Nacque a Roma nel 1912 e visse nella casa del padre anagrafico Augusto Morante. Elsa andò a vivere da sola già negli anni ‘30, laureandosi poi in lettere. Nel 1941 sposò il celebre Alberto Moravia trasferendosi con lui ad Anacapri.
Proprio qui la giovane donna scrisse Menzogna e sortilegio, un capolavoro dove mostra fin da subito un animo tormentato e mancanza di affetto della madre, in una autobiografia che esprime il suo vuoto interiore.
Intanto i due coniugi dovettero fuggire a Fondi poiché il marito venne accusato di antifascismo e, nel 1944, fecero ritorno a Roma. Qualche anno più tardi, precisamente nel 1957, uscì L’isola di Arturo, vincitore del Premio Strega. Si tratta di un romanzo ambientato a Procida in cui sono narrate le avventure di Arturo, il giovane protagonista.
Il ragazzo vive un’infanzia felice e spensierata sull’isola, luogo magico ed idilliaco, fino a quando giunge suo padre con la nuova moglie, Nunziatina; sarà proprio lei che rivelerà la realtà al protagonista attuando così un rito di passaggio dalla spensierata infanzia all’età adulta.
Moravia e la Morante ebbero un rapporto difficile e, una volta tornati a Roma, si separarono. La scrittrice viaggiò molto nel periodo successivo e durante gli anni ‘60 visse un momento di grave crisi interiore, accentuata dalla morte di un giovane pittore statunitense, suo grande amico, che la segnò profondamente.

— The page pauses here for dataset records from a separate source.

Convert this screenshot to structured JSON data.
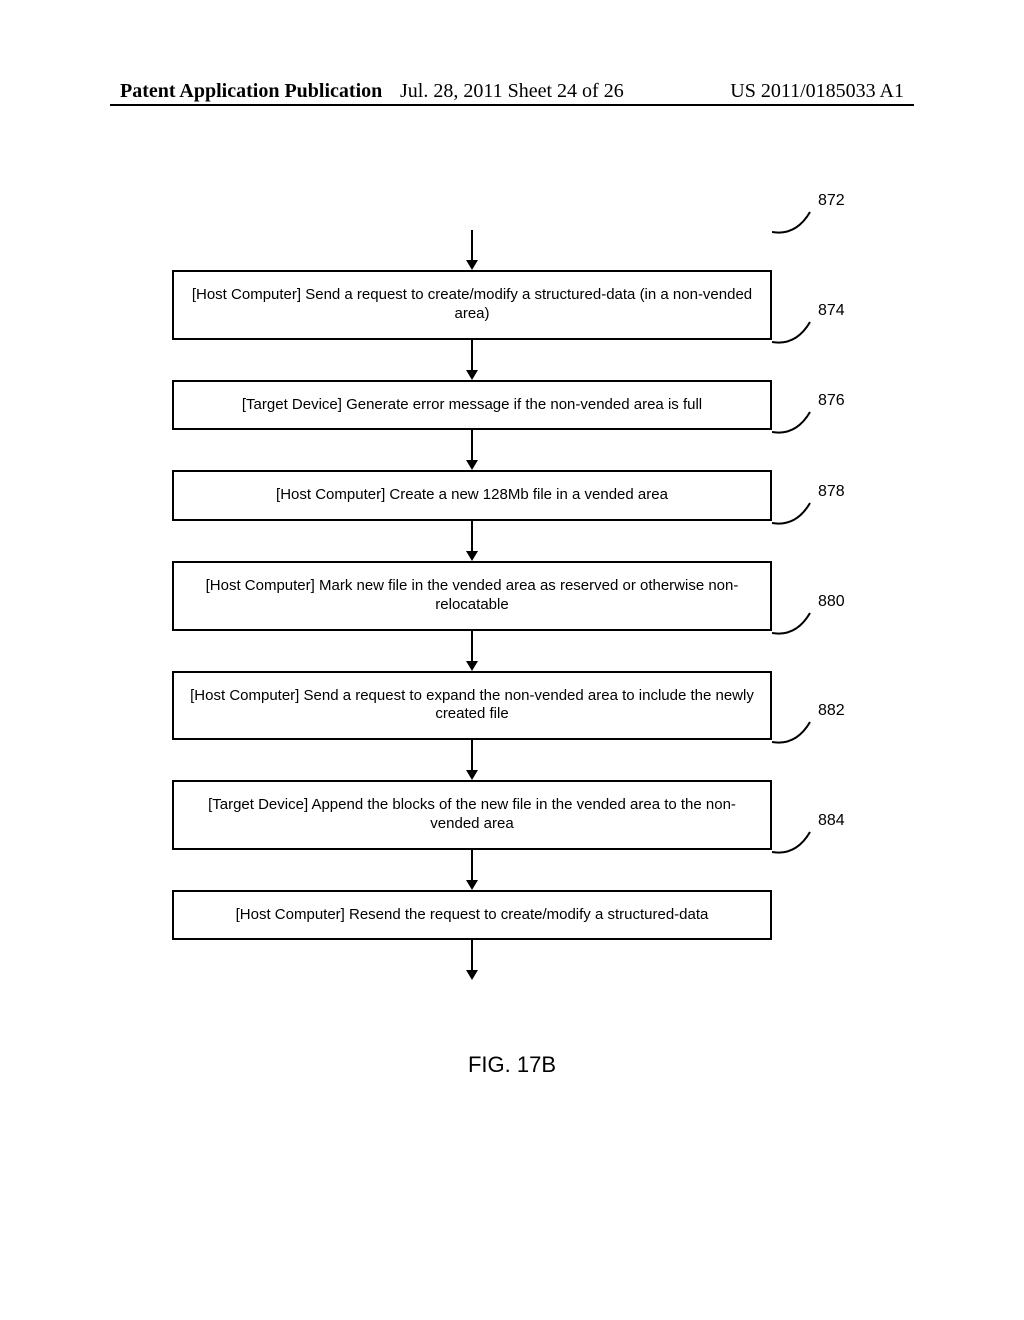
{
  "header": {
    "left": "Patent Application Publication",
    "center": "Jul. 28, 2011  Sheet 24 of 26",
    "right": "US 2011/0185033 A1"
  },
  "steps": [
    {
      "ref": "872",
      "text": "[Host Computer] Send a request to create/modify a structured-data (in a non-vended area)"
    },
    {
      "ref": "874",
      "text": "[Target Device] Generate error message if the non-vended area is full"
    },
    {
      "ref": "876",
      "text": "[Host Computer] Create a new 128Mb file in a vended area"
    },
    {
      "ref": "878",
      "text": "[Host Computer] Mark new file in the vended area as reserved or otherwise non-relocatable"
    },
    {
      "ref": "880",
      "text": "[Host Computer] Send a request to expand the non-vended area to include the newly created file"
    },
    {
      "ref": "882",
      "text": "[Target Device] Append the blocks of the new file in the vended area to the non-vended area"
    },
    {
      "ref": "884",
      "text": "[Host Computer] Resend the request to create/modify a structured-data"
    }
  ],
  "figure_caption": "FIG. 17B"
}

Questo stato d’animo viene individuato in Il mondo salvato dai ragazzini e La Storia. Questi romanzi sono fondamentali ed esprimono lo sconforto della scrittrice per l’umanità schiacciata dal mondo industrializzato. Addirittura la storia, percorsa attraverso la seconda guerra mondiale, è vista in maniera negativa, condannata per il suo movimento fatale.

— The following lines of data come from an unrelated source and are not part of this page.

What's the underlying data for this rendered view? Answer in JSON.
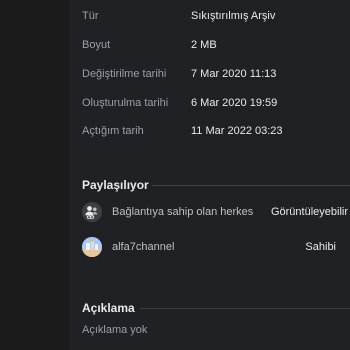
{
  "details": [
    {
      "label": "Tür",
      "value": "Sıkıştırılmış Arşiv"
    },
    {
      "label": "Boyut",
      "value": "2 MB"
    },
    {
      "label": "Değiştirilme tarihi",
      "value": "7 Mar 2020 11:13"
    },
    {
      "label": "Oluşturulma tarihi",
      "value": "6 Mar 2020 19:59"
    },
    {
      "label": "Açtığım tarih",
      "value": "11 Mar 2022 03:23"
    }
  ],
  "sharing": {
    "title": "Paylaşılıyor",
    "entries": [
      {
        "name": "Bağlantıya sahip olan herkes",
        "role": "Görüntüleyebilir",
        "icon": "link-people-icon"
      },
      {
        "name": "alfa7channel",
        "role": "Sahibi",
        "icon": "user-avatar"
      }
    ]
  },
  "description": {
    "title": "Açıklama",
    "text": "Açıklama yok"
  },
  "colors": {
    "background": "#202124",
    "text_primary": "#e8eaed",
    "text_secondary": "#9aa0a6",
    "divider": "#3c4043"
  }
}
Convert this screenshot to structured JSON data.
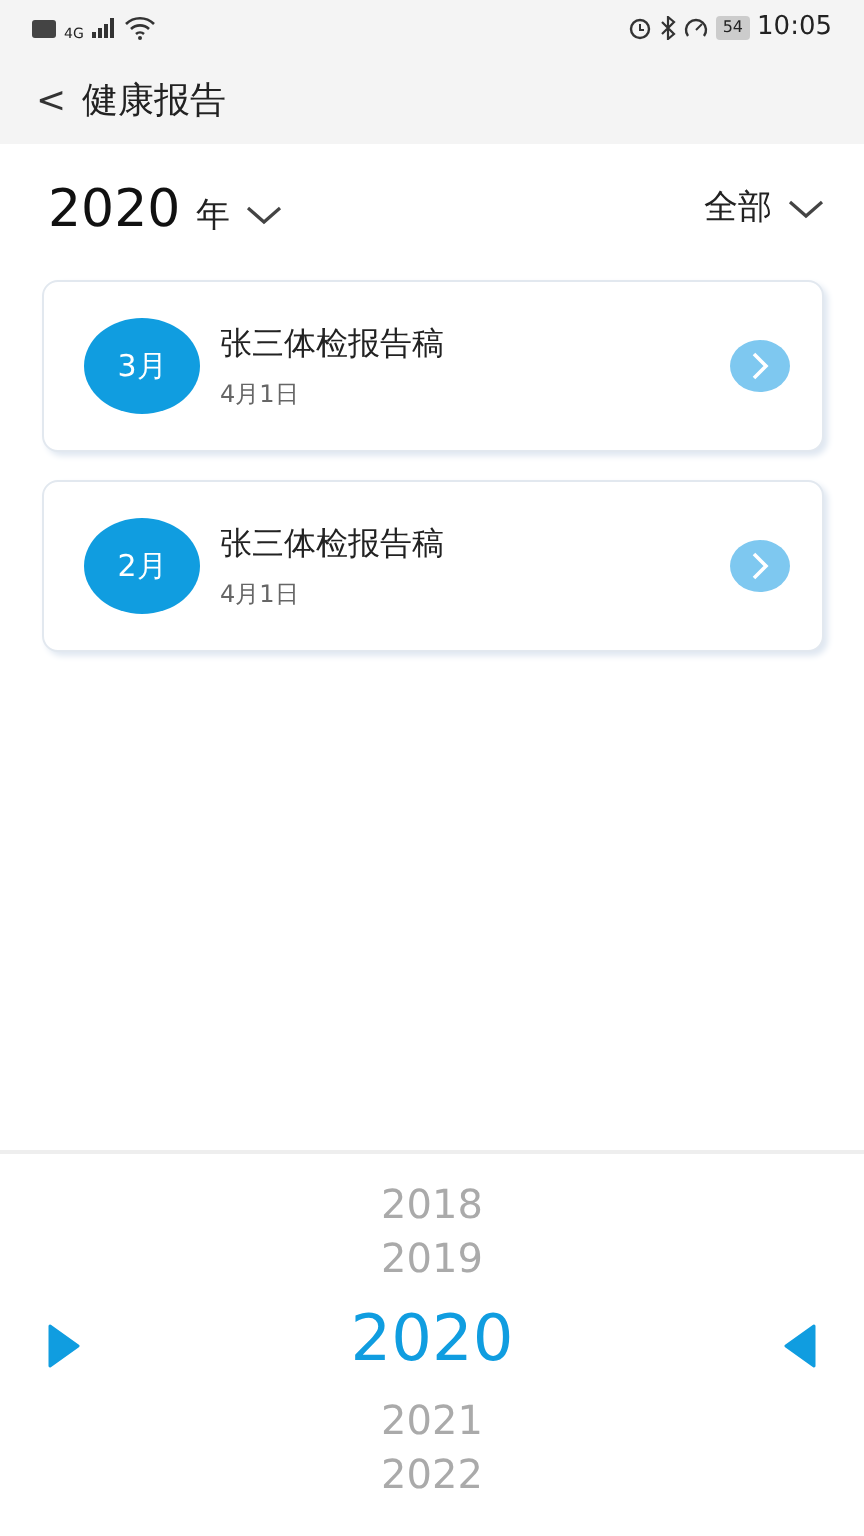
{
  "status_bar": {
    "network": "4G",
    "battery": "54",
    "time": "10:05"
  },
  "header": {
    "back": "<",
    "title": "健康报告"
  },
  "filter": {
    "year": "2020",
    "year_unit": "年",
    "category": "全部"
  },
  "reports": [
    {
      "month": "3月",
      "title": "张三体检报告稿",
      "date": "4月1日"
    },
    {
      "month": "2月",
      "title": "张三体检报告稿",
      "date": "4月1日"
    }
  ],
  "year_picker": [
    {
      "label": "2018",
      "selected": false
    },
    {
      "label": "2019",
      "selected": false
    },
    {
      "label": "2020",
      "selected": true
    },
    {
      "label": "2021",
      "selected": false
    },
    {
      "label": "2022",
      "selected": false
    }
  ]
}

Durante gli anni del terrorismo, la scrittrice affronta un periodo di grande sconforto e termina la sua ultima opera Arcoeli dove si giunge ad un pessimismo acuto.
Il protagonista è alla ricerca di sua madre durante un viaggio in Andalusia e finirà per ripercorrere la vita della donna fino alla morte della stessa. Ritorna il tema del passato che corrode e si confonde con il presente: il punto d’arrivo è la negazione di ogni esperienza.
Gli ultimi anni della scrittrice non furono felici. Dopo una frattura al femore e una lunga degenza, subì un nuovo intervento che non le permise più di camminare; per questo grave trauma tentò il suicidio, ma morì nel 1985 a Roma.